Libertarian Labor Unions?

GBurch1 (
Sun, 8 Mar 1998 08:58:09 EST

The recent discussion of IT workers and their economic value has led me once
again to wonder about extropian and libertarian views of "labor unions" in
general. Principles of individual autonomy, economic liberty and spontaneous
order should, it seems lead to the conclusion that workers should be free to
form associations designed to leverage their economic value. At the most
general level of abstraction, there is no good reason workers with a common
skill shouldn't be able to band together to increase their bargaining power.
On the other hand, I have a hard time seeing how collective labor bargaining
arrangements could survive in a competitive environment absent some state-
sanctioned legal monopoly power or the use of violence to block breaches by
labor-purchasers or defections of labor sellers, both antithetical to
libertarian and extropian principles.

One idea I have had is that "libertarian labor unions" could create value that
would deter breaches and defections by becoming certification agencies.

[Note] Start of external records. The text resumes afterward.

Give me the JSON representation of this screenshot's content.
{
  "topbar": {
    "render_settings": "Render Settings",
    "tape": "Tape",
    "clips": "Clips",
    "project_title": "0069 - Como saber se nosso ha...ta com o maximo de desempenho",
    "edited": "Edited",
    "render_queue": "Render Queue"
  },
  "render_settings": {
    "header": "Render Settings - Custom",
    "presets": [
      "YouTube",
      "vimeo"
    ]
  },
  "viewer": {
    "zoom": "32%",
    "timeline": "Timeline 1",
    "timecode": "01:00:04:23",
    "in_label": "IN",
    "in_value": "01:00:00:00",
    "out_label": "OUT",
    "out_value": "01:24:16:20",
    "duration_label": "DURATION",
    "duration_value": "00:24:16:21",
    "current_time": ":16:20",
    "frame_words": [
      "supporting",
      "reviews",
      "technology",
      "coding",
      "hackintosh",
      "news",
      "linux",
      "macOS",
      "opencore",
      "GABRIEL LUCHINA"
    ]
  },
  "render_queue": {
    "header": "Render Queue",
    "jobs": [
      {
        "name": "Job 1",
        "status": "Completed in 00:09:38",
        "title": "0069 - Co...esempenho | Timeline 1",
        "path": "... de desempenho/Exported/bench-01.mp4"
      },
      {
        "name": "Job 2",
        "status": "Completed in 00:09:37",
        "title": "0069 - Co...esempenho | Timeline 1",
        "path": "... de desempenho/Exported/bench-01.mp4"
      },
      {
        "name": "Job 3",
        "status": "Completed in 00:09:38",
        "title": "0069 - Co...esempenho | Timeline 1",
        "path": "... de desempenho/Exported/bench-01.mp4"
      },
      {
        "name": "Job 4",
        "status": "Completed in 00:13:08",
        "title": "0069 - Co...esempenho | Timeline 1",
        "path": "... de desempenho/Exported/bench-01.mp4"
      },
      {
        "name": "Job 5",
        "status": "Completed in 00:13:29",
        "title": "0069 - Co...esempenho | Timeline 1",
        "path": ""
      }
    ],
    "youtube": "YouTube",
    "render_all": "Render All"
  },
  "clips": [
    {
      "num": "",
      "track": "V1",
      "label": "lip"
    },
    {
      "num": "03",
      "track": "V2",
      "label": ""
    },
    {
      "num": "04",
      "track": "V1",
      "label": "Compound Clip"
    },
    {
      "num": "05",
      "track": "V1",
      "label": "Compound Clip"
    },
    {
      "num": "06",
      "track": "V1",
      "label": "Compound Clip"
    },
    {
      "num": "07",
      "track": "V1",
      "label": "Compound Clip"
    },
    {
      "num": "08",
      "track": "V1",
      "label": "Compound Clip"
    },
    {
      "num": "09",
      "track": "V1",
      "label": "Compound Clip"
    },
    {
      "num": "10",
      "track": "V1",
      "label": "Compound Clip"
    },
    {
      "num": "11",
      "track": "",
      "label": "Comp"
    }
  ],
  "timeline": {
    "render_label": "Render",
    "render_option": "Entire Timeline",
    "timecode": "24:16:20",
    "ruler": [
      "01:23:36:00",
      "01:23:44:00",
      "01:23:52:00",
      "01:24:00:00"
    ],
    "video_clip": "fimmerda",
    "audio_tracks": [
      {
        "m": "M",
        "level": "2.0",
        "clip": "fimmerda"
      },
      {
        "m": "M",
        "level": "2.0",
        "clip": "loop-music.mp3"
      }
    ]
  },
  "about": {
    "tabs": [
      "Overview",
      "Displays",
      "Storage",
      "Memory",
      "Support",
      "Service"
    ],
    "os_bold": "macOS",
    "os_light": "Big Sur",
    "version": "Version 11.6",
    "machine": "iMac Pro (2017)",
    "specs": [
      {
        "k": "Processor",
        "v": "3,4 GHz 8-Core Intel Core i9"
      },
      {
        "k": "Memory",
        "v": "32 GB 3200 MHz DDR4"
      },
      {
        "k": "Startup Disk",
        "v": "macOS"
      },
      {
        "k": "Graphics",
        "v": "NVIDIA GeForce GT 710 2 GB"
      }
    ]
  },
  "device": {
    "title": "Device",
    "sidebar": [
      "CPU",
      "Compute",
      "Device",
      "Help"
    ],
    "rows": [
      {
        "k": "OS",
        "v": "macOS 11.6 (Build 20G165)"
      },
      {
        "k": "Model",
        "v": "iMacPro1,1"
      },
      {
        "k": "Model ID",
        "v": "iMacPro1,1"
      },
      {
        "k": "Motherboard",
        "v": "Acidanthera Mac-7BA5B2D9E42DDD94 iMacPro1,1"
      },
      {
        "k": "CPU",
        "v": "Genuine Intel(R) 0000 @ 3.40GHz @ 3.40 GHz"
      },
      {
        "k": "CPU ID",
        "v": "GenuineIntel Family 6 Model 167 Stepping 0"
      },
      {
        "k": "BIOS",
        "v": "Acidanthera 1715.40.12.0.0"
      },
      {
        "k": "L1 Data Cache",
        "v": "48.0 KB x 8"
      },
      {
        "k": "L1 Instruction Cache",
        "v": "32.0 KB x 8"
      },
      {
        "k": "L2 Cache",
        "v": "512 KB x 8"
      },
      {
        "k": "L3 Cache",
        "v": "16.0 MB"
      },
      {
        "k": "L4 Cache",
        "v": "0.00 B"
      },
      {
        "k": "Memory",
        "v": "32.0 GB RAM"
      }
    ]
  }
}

A
union of skilled workers could back their contracts with labor-buyers with
certifications of skill of their member-workers. Labor buyers might well
prefer exclusive arrangements with such unions because it would externalize
the cost of training and certification and such certification would add value
to their own products and contracts. Of course, there would likely be
competition in many areas between multiple certification unions, but that
would be completely in keeping with libertarian and extropian ideals.

I'm curious what others here have thought about these ideas.

Greg Burch <>----<>
Attorney ::: Director, Extropy Institute ::: Wilderness Guide -or-
"Good ideas are not adopted automatically. They must
be driven into practice with courageous impatience."